Has Absa rebrand missed the mark?
Absa has embarked on a huge rebrand to mark its move away from Barclays Plc and establish itself as an independent African organisation
At a time when there is an increased call for local brands to speak to local consumers in a cultural language to which they can relate, Absa has embarked on a huge rebrand to mark its move away from Barclays Plc and establish itself as an independent African organisation, with global scalability.
Barclays’ exit provided the Absa Group with the ideal opportunity to rebuild and rebrand from an African perspective. Its new strategy – encompassed in a new business purpose, “Bringing your possibility to life” – aims to align with its home-grown origins.
The bank revealed its new corporate identity in an African first, via a live Intel drone light show in the Johannesburg skyline.
Absa group marketing head David Wingfield says this refreshed expression of the brand represents Absa as an “entrepreneurial, digitally led bank with a deep knowledge of African markets and global scalability”.
The bank’s African identity is best expressed by the expression “africanicity”, a bespoke term created especially for Absa which describes, according to Wingfield, the way Africans are able to find ways to get things done.
At first glance it’s hard to see the “africanicity” in the bank’s new logo, created in consultation with OgilvyRED (New York), Grid Worldwide and Yellowwood and the new logo has received less than positive reviews on social media. “It’s crap and an abomination,” says Zwelakhe Tshabangu, founder and executive creative director of The Make Beautiful Agency. “Of all the South African banks Absa is arguably the most African, and yet there is nothing African at all about this logo. If this is as high as our creative standards in this country go then we’re really in trouble as an industry,” he says.
The big take out
As Barclays Plc lets go of its ownership in Absa, the Absa Group has taken the opportunity to forge a brand new African identity and re-establish itself as a standalone bank in a digital world.
“This is what happens when you try to create a new logo by committee,” says an equally unimpressed Phumi Mashigo, MD of Ignitive and this year’s AdFocus chair.

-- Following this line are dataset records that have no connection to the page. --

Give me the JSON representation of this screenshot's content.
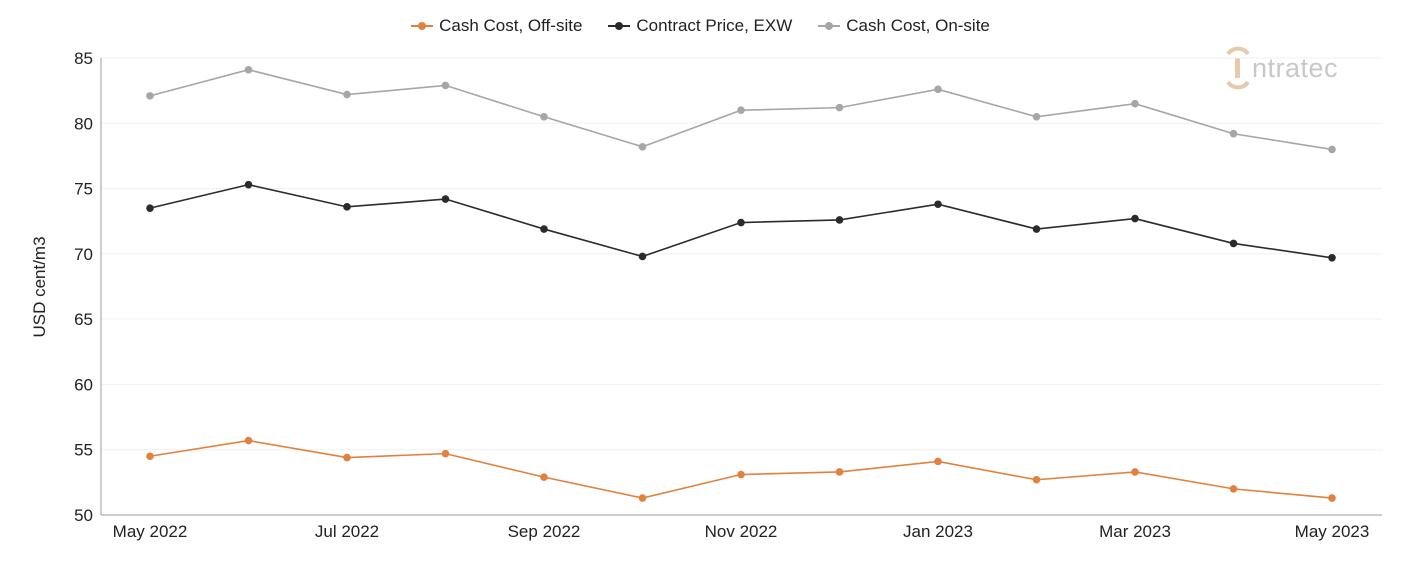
{
  "legend": {
    "items": [
      {
        "label": "Cash Cost, Off-site",
        "color": "#e0823e"
      },
      {
        "label": "Contract Price, EXW",
        "color": "#2b2b2b"
      },
      {
        "label": "Cash Cost, On-site",
        "color": "#a6a6a6"
      }
    ]
  },
  "logo": {
    "text": "ntratec",
    "icon": "intratec-logo-icon",
    "color": "#e8c9a9"
  },
  "chart_data": {
    "type": "line",
    "ylabel": "USD cent/m3",
    "xlabel": "",
    "ylim": [
      50,
      85
    ],
    "yticks": [
      50,
      55,
      60,
      65,
      70,
      75,
      80,
      85
    ],
    "x": [
      "May 2022",
      "Jun 2022",
      "Jul 2022",
      "Aug 2022",
      "Sep 2022",
      "Oct 2022",
      "Nov 2022",
      "Dec 2022",
      "Jan 2023",
      "Feb 2023",
      "Mar 2023",
      "Apr 2023",
      "May 2023"
    ],
    "xtick_labels": [
      "May 2022",
      "Jul 2022",
      "Sep 2022",
      "Nov 2022",
      "Jan 2023",
      "Mar 2023",
      "May 2023"
    ],
    "grid": true,
    "legend_position": "top-center",
    "series": [
      {
        "name": "Cash Cost, Off-site",
        "color": "#e0823e",
        "values": [
          54.5,
          55.7,
          54.4,
          54.7,
          52.9,
          51.3,
          53.1,
          53.3,
          54.1,
          52.7,
          53.3,
          52.0,
          51.3
        ]
      },
      {
        "name": "Contract Price, EXW",
        "color": "#2b2b2b",
        "values": [
          73.5,
          75.3,
          73.6,
          74.2,
          71.9,
          69.8,
          72.4,
          72.6,
          73.8,
          71.9,
          72.7,
          70.8,
          69.7
        ]
      },
      {
        "name": "Cash Cost, On-site",
        "color": "#a6a6a6",
        "values": [
          82.1,
          84.1,
          82.2,
          82.9,
          80.5,
          78.2,
          81.0,
          81.2,
          82.6,
          80.5,
          81.5,
          79.2,
          78.0
        ]
      }
    ]
  }
}
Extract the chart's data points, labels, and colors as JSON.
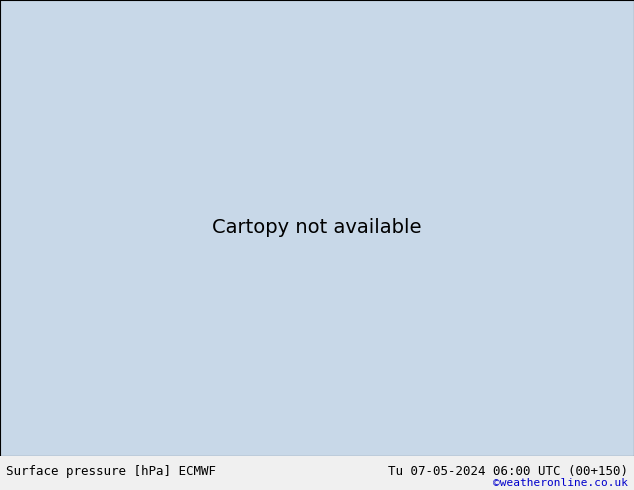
{
  "title_left": "Surface pressure [hPa] ECMWF",
  "title_right": "Tu 07-05-2024 06:00 UTC (00+150)",
  "watermark": "©weatheronline.co.uk",
  "bg_color": "#c8d8e8",
  "land_color": "#b8e8a0",
  "border_color": "#888888",
  "contour_colors": {
    "blue": "#0000cc",
    "red": "#cc0000",
    "black": "#000000"
  },
  "footer_bg": "#f0f0f0",
  "title_fontsize": 9,
  "label_fontsize": 7,
  "figsize": [
    6.34,
    4.9
  ],
  "dpi": 100
}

Absa has defended its new logo, arguing that the simplified “button-like” look aligns well with other brands that are gaining traction in the digital space.
And perhaps it has a point. Graphic designer and creative consultant Neo Rakgajane says while he sees the bank’s new logo as a missed opportunity from a design point of view, the new logo’s very blandness and its inability to offend anyone – with the possible exception of Openserve or SAB – may have been the point all along. “Banks by their very nature tend to be quite bland and in all likelihood this logo probably had to satisfy numerous different stakeholders,” he says.
Rakgajane predicts that, despite the less-than-enthusiastic comments about the logo, within the next two years it will have been plastered throughout Africa and will be indelibly imprinted on consumers’ minds as an African brand.
The refresh itself, according to the bank, will be a complex and lengthy process that will only be completed in 2019 and will be carried through to nine African markets over a two-year period where Barclays-branded banks will become Absa banks. All other collateral, from ATMs to documentation, digital platforms, branches and uniforms will be rebranded by mid-2020. So Rakgajane’s prediction could well be accurate from a timing point of view.